I was bluffing. The last thing I wanted him to do was hang up on him. But if I’d learned anything as an operator, it was that the minute you surrender authority to a killer or kidnapper early on in any negotiation is the minute you’ll always wish you could take back.

“Fine,” he said, “have it your way.”

A jumble of noise filled my ear — scratching sounds and agitated voices, muffled, like Dundee had put his hand over the phone. I heard him say, “Say hello.” Then I heard Savannah.

“Hello?” She sounded tentative and afraid, like she’d been crying.

“Don’t worry, baby. You’re gonna be fine. I promise you’ll be home before you can even—”

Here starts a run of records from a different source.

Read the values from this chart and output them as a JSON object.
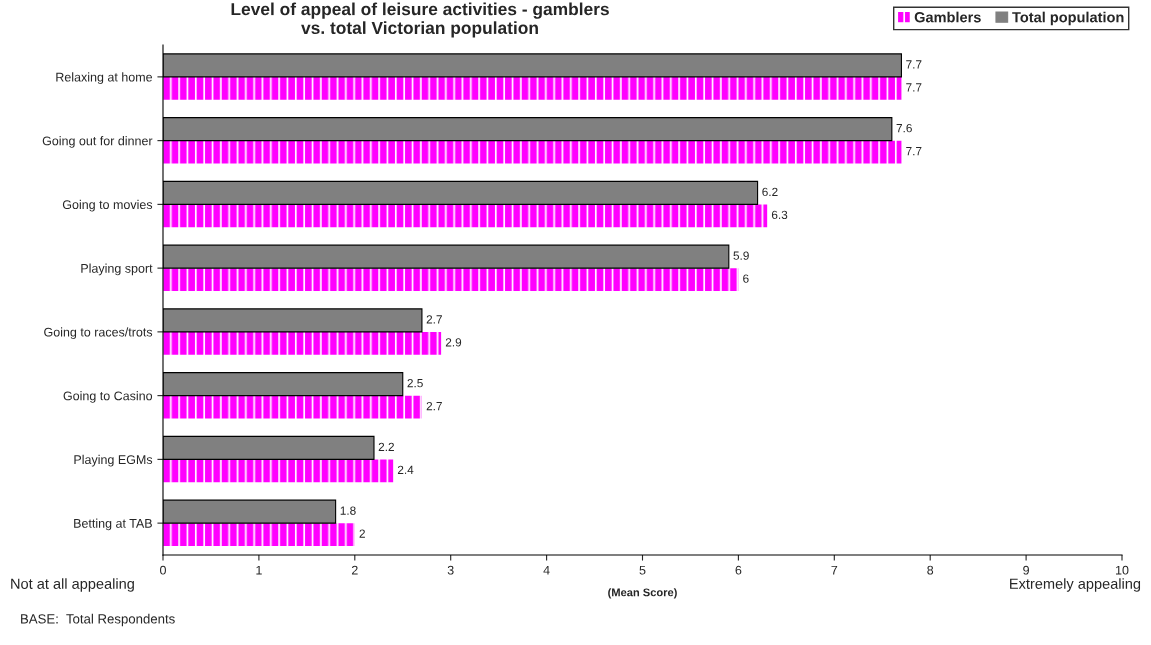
{
  "chart_data": {
    "type": "bar",
    "orientation": "horizontal",
    "title": "Level of appeal of leisure activities - gamblers\nvs. total Victorian population",
    "categories": [
      "Relaxing at home",
      "Going out for dinner",
      "Going to movies",
      "Playing sport",
      "Going to races/trots",
      "Going to Casino",
      "Playing EGMs",
      "Betting at TAB"
    ],
    "series": [
      {
        "name": "Gamblers",
        "color": "#ff00ff",
        "values": [
          7.7,
          7.7,
          6.3,
          6,
          2.9,
          2.7,
          2.4,
          2
        ]
      },
      {
        "name": "Total population",
        "color": "#808080",
        "values": [
          7.7,
          7.6,
          6.2,
          5.9,
          2.7,
          2.5,
          2.2,
          1.8
        ]
      }
    ],
    "xlim": [
      0,
      10
    ],
    "xticks": [
      0,
      1,
      2,
      3,
      4,
      5,
      6,
      7,
      8,
      9,
      10
    ],
    "xlabel": "(Mean Score)",
    "data_labels": true,
    "grid": false,
    "legend": "top right",
    "annotations": [
      "Not at all appealing",
      "Extremely appealing",
      "BASE:  Total Respondents"
    ]
  }
}
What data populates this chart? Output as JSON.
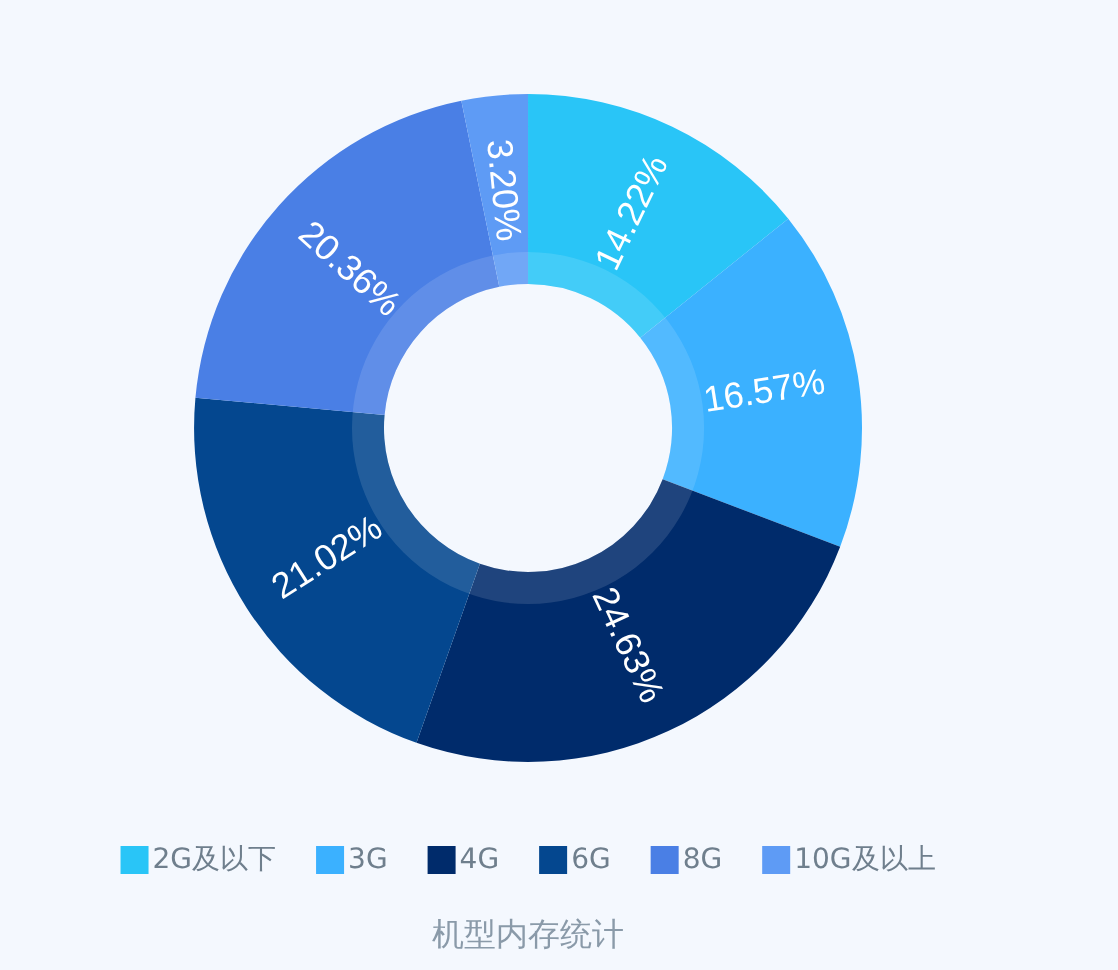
{
  "chart_data": {
    "type": "donut",
    "title": "机型内存统计",
    "categories": [
      "2G及以下",
      "3G",
      "4G",
      "6G",
      "8G",
      "10G及以上"
    ],
    "values": [
      14.22,
      16.57,
      24.63,
      21.02,
      20.36,
      3.2
    ],
    "colors": [
      "#29c5f7",
      "#3bb1ff",
      "#002b6b",
      "#04478f",
      "#4a7fe5",
      "#5e9bf5"
    ],
    "value_labels": [
      "14.22%",
      "16.57%",
      "24.63%",
      "21.02%",
      "20.36%",
      "3.20%"
    ],
    "legend": "bottom"
  }
}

Dundee was back on the phone.

“Let’s get down to business, shall we?”

My whole body shook with rage. I took another breath and let it out slowly.

“You harm so much as one hair on her head, and I swear, after I find you, and I will find you, you’ll beg for death before we’re finished.”

He laughed dismissively. “You have no idea who you’re dealing with, Mr. Logan. You have no idea what I’m capable of.”

I could’ve told him the same thing, but I didn’t.

“What do you want?”

“You’ll be delivering a package for me,” Crocodile Dundee said. “By air. In your airplane.”

“What’s in the package?”

“That’s none of your concern.”

“Deliver it where?”

“We’ll get to that, mate. Right now, you only need to know three things: if you talk to the cops, your lady friend dies. If you tell anybody else about our little arrangement before it’s concluded, she dies. If you tamper in any way with the package to be delivered, she dies. Do we understand each other?”

I gritted my teeth.

“Affirmative.”

“Excellent. Now, here’s how it’ll go down: the package’ll be waiting for pickup at a predetermined location in the Lake Tahoe area. I will send you a text message with the location. Your phone can receive text messages, yes?”

“I assume so. I’ve never tried texting.”

“Then I’d suggest you practice beforehand. If you do not pick up the package within ten minutes of my text, or I smell a hint of bacon in the area, your lady friend dies. We clear?”